Borrowers Beware
Santa Barbara Bank & Trust Meets With Reformers

A phalanx of banking reform activists met with Pacific Bancorp CEO George Leis to discuss a type of short-term loan that the group characterized as predatory upon the poor: the tax-refund anticipation loan (RAL). Headquartered in Santa Barbara, Pacific Bancorp is the parent company to Santa Barbara Bank and Trust (SBB&T), which is one of the nation’s three main RAL lenders, the other two being JP Morgan and HSBC. The San Francisco-based California Reinvestment Coalition (CRC) spearheaded the delegation, which included representatives from like-minded organizations from the Midwest and the East Coast. They met with Leis and other top management for two hours on Friday morning, October 19.
Leis and Debbie Whitely, Pacific Bancorp’s executive vice-president and director of investor relations, said in a joint interview with the Independent that refund anticipation products made up 56 percent of SBB&T’s 2006 after-tax income; that figure was 36 percent the year before, and is expected to fall somewhere in between for 2007. “These are very, very, very popular products,” said Whitely.

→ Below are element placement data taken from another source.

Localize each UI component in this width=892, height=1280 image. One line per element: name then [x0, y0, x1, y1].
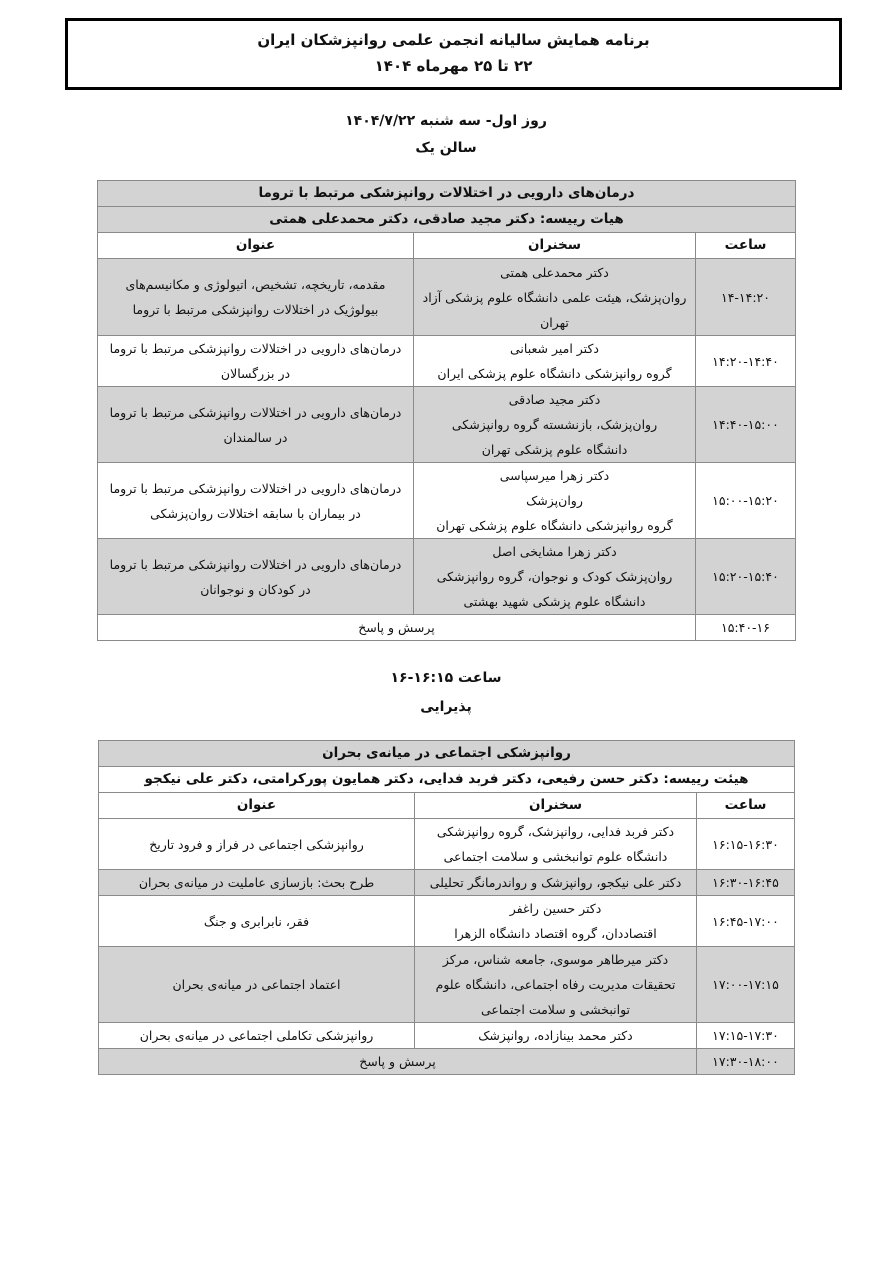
topic-line: درمان‌های دارویی در اختلالات روانپزشکی مرتبط با تروما [109, 404, 402, 420]
break-time: ساعت ۱۶:۱۵-۱۶ [390, 670, 502, 686]
session2-chairs: هیئت رییسه: دکتر حسن رفیعی، دکتر فربد فدایی، دکتر همایون پورکرامتی، دکتر علی نیکجو [99, 767, 795, 793]
row-topic [98, 463, 414, 539]
topic-line: اعتماد اجتماعی در میانه‌ی بحران [172, 977, 341, 992]
speaker-line: دکتر علی نیکجو، روانپزشک و رواندرمانگر تحلیلی [429, 875, 682, 890]
table-row [98, 539, 796, 615]
topic-line: روانپزشکی تکاملی اجتماعی در میانه‌ی بحران [139, 1028, 374, 1043]
speaker-line: تحقیقات مدیریت رفاه اجتماعی، دانشگاه علوم [435, 977, 676, 992]
column-header-time: ساعت [696, 233, 796, 259]
speaker-line: دانشگاه علوم توانبخشی و سلامت اجتماعی [443, 849, 668, 864]
session2-rows [99, 819, 795, 1049]
table-row [99, 1023, 795, 1049]
speaker-line: دکتر زهرا مشایخی اصل [492, 544, 617, 559]
break-label: پذیرایی [420, 699, 472, 715]
row-time: ۱۶:۱۵-۱۶:۳۰ [697, 819, 795, 870]
column-header-time: ساعت [697, 793, 795, 819]
topic-line: در سالمندان [223, 429, 288, 445]
speaker-line: دانشگاه علوم پزشکی شهید بهشتی [463, 594, 646, 609]
row-time: ۱۴-۱۴:۲۰ [696, 259, 796, 336]
session1-table [97, 180, 796, 641]
topic-line: در بیماران با سابقه اختلالات روان‌پزشکی [150, 505, 361, 521]
speaker-line: روان‌پزشک، هیئت علمی دانشگاه علوم پزشکی آزاد [422, 289, 687, 305]
program-title: برنامه همایش سالیانه انجمن علمی روانپزشکان ایران [257, 31, 650, 49]
topic-line: در بزرگسالان [220, 366, 291, 381]
row-speaker [415, 870, 697, 896]
speaker-line: روان‌پزشک کودک و نوجوان، گروه روانپزشکی [436, 569, 673, 584]
speaker-line: دانشگاه علوم پزشکی تهران [481, 442, 628, 457]
row-time: ۱۴:۴۰-۱۵:۰۰ [696, 387, 796, 463]
row-topic [99, 947, 415, 1023]
speaker-line: دکتر میرطاهر موسوی، جامعه شناس، مرکز [442, 952, 669, 967]
table-row [98, 259, 796, 336]
row-speaker [414, 259, 696, 336]
speaker-line: تهران [540, 314, 569, 330]
topic-line: فقر، نابرابری و جنگ [203, 913, 310, 929]
row-speaker [415, 819, 697, 870]
session1-chairs: هیات رییسه: دکتر مجید صادقی، دکتر محمدعلی همتی [98, 207, 796, 233]
speaker-line: روان‌پزشک، بازنشسته گروه روانپزشکی [451, 417, 658, 432]
speaker-line: دکتر محمد بینازاده، روانپزشک [478, 1028, 633, 1043]
table-row [99, 947, 795, 1023]
topic-line: در کودکان و نوجوانان [200, 581, 311, 597]
session2-table [98, 740, 795, 1075]
row-time: ۱۷:۰۰-۱۷:۱۵ [697, 947, 795, 1023]
row-time: ۱۵:۰۰-۱۵:۲۰ [696, 463, 796, 539]
row-speaker [414, 463, 696, 539]
row-topic [99, 870, 415, 896]
program-header [65, 18, 842, 90]
topic-line: مقدمه، تاریخچه، تشخیص، اتیولوژی و مکانیسم‌های [125, 277, 386, 292]
session1-rows [98, 259, 796, 615]
row-topic [98, 387, 414, 463]
topic-line: طرح بحث: بازسازی عاملیت در میانه‌ی بحران [138, 875, 375, 890]
hall-label: سالن یک [415, 140, 477, 156]
row-time: ۱۶:۴۵-۱۷:۰۰ [697, 896, 795, 947]
speaker-line: اقتصاددان، گروه اقتصاد دانشگاه الزهرا [454, 926, 657, 941]
row-speaker [415, 947, 697, 1023]
row-topic [98, 539, 414, 615]
table-row [99, 819, 795, 870]
speaker-line: دکتر امیر شعبانی [510, 341, 599, 356]
topic-line: بیولوژیک در اختلالات روانپزشکی مرتبط با تروما [132, 302, 379, 317]
row-time: ۱۵:۲۰-۱۵:۴۰ [696, 539, 796, 615]
row-speaker [414, 387, 696, 463]
session2-title: روانپزشکی اجتماعی در میانه‌ی بحران [99, 741, 795, 767]
topic-line: درمان‌های دارویی در اختلالات روانپزشکی مرتبط با تروما [109, 341, 402, 356]
row-topic [98, 336, 414, 387]
speaker-line: گروه روانپزشکی دانشگاه علوم پزشکی ایران [437, 366, 672, 381]
row-speaker [415, 1023, 697, 1049]
column-header-topic: عنوان [99, 793, 415, 819]
row-time: ۱۴:۲۰-۱۴:۴۰ [696, 336, 796, 387]
speaker-line: دکتر محمدعلی همتی [500, 264, 609, 280]
topic-line: درمان‌های دارویی در اختلالات روانپزشکی مرتبط با تروما [109, 480, 402, 496]
row-time: ۱۶:۳۰-۱۶:۴۵ [697, 870, 795, 896]
speaker-line: دکتر مجید صادقی [508, 392, 601, 407]
speaker-line: توانبخشی و سلامت اجتماعی [480, 1002, 631, 1017]
row-topic [99, 1023, 415, 1049]
topic-line: درمان‌های دارویی در اختلالات روانپزشکی مرتبط با تروما [109, 556, 402, 572]
table-row [99, 896, 795, 947]
column-header-topic: عنوان [98, 233, 414, 259]
column-header-speakers: سخنران [414, 233, 696, 259]
session2-qa-label: پرسش و پاسخ [99, 1049, 697, 1075]
row-time: ۱۷:۱۵-۱۷:۳۰ [697, 1023, 795, 1049]
row-topic [98, 259, 414, 336]
speaker-line: روان‌پزشک [526, 493, 583, 508]
row-topic [99, 896, 415, 947]
speaker-line: گروه روانپزشکی دانشگاه علوم پزشکی تهران [436, 518, 673, 533]
column-header-speakers: سخنران [415, 793, 697, 819]
row-speaker [414, 336, 696, 387]
row-topic [99, 819, 415, 870]
topic-line: روانپزشکی اجتماعی در فراز و فرود تاریخ [149, 836, 364, 852]
speaker-line: دکتر زهرا میرسپاسی [499, 468, 610, 483]
session2-qa-time: ۱۷:۳۰-۱۸:۰۰ [697, 1049, 795, 1075]
program-dates: ۲۲ تا ۲۵ مهرماه ۱۴۰۴ [374, 57, 533, 75]
table-row [98, 387, 796, 463]
table-row [98, 336, 796, 387]
session1-qa-time: ۱۵:۴۰-۱۶ [696, 615, 796, 641]
speaker-line: دکتر فربد فدایی، روانپزشک، گروه روانپزشکی [436, 824, 675, 839]
row-speaker [414, 539, 696, 615]
speaker-line: دکتر حسین راغفر [509, 901, 602, 916]
table-row [98, 463, 796, 539]
row-speaker [415, 896, 697, 947]
day-label: روز اول- سه شنبه ۱۴۰۴/۷/۲۲ [345, 113, 547, 129]
session1-title: درمان‌های دارویی در اختلالات روانپزشکی مرتبط با تروما [98, 181, 796, 207]
table-row [99, 870, 795, 896]
session1-qa-label: پرسش و پاسخ [98, 615, 696, 641]
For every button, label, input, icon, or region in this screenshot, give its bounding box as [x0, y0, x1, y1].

In April, shortly after Leis took over leadership of Pacific Bancorp, the SBB&T stopped making so-called holiday loans, at least partly due to pressure from the CRC. These had been available starting in November of each year, based on estimated tax refunds as calculated by the borrowers’ pay stubs. By contrast, the RALs that SBB&T still offers are based on the borrowers’ W2 forms. In discontinuing the holiday loans, SBB&T followed the lead of JP Morgan and HSBC, who are still the nation’s top two RAL lenders.